Gerade Lehramtsanwärter, Referendare und Lehrer sind einem besonders hohen Risiko ausgesetzt, da sie, anders als Arbeitnehmer in der freien Wirtschaft, im Rahmen der Amtshaftung regresspflichtig gemacht werden können.
Täglich haben Referendare, Lehramtsanwärter und Lehrer mit unterschiedlichsten Menschen zu tun – schnell kann es hier zu möglichen Schadensereignissen kommen. Beispielsweise rempeln Sie versehentlich jemanden an, der aufgrund dessen seine Brille verliert, welche im Zuge dessen auf den Boden fällt und zerbricht – ein klassischer Haftpflichtschaden.
Daneben kann es aber auch zu möglichen Rechtsstreitigkeiten kommen, wenn zum Beispiel Streitfälle mit Elternteilen oder Vorgesetzten nicht mehr auf zwischenmenschlicher Ebene geklärt werden können. Gerade hier kann es Sie ein Vermögen kosten, wenn Rechtsanwaltskosten, Gerichtskosten und sonstige mit dem Rechtsstreit verbundenen Kosten auf Sie zukommen.An dieser Stelle ist es wichtig, eine entsprechende Rechtsschutzversicherung abzuschließen, die im Fall des Falles alle Aufwendungen, die im Zusammenhang mit dem Rechtsstreit stehen, übernimmt.
Ferner können derartig gelagerte Streitfälle aber auch zu etwaigen Langzeitschäden führen – insbesondere im Bereich Ihrer Gesundheit. Stellen Sie sich vor, aufgrund einer gerichtlichen Entscheidung erlegt man Ihnen ein Berufsverbot auf – langfristige psychische Probleme treten auf, weil Sie mit der Situation psychisch überfordert sind und nur noch eine entsprechende Langzeittherapie kann Ihnen bei der Traumbewältigung helfen.

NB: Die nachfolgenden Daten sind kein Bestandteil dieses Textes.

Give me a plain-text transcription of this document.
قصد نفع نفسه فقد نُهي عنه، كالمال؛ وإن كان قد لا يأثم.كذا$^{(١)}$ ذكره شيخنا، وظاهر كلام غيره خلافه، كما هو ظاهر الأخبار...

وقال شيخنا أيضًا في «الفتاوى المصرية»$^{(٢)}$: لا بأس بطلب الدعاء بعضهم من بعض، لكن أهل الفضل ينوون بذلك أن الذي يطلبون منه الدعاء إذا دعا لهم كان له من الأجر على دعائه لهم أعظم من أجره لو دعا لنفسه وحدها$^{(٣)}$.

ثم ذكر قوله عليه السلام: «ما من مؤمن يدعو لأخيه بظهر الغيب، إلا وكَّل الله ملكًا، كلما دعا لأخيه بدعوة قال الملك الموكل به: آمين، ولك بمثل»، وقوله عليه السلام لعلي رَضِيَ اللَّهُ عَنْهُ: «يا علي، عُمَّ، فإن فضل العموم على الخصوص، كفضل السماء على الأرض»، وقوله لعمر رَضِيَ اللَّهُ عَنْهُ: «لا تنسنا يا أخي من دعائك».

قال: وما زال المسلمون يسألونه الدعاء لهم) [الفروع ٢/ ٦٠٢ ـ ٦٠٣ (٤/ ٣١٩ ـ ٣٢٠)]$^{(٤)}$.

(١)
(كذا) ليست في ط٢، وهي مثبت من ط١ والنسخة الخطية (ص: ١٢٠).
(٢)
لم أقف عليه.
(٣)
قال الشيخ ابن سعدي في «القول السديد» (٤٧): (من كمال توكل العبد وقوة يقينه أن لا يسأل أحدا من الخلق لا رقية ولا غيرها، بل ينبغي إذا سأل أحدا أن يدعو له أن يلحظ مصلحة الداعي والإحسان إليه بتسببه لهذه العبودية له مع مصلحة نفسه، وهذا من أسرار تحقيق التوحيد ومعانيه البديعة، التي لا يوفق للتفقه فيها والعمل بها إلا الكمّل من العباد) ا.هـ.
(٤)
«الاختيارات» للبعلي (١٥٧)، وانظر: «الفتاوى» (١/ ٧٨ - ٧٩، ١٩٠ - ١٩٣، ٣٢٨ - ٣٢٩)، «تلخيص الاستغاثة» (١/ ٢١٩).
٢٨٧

Daneben ist es sinnvoll, sich einige Gedanken über den Abschluss einer Dienstunfähigkeitsversicherung zu machen. Diese sichert Sie dann ab, wenn der Amtsarzt zu dem Ergebnis kommt, dass Sie, aus welchen gesundheitlichen Gründen auch immer, nicht mehr in der Lage sind, Ihren Beruf als Lehrer auszuüben.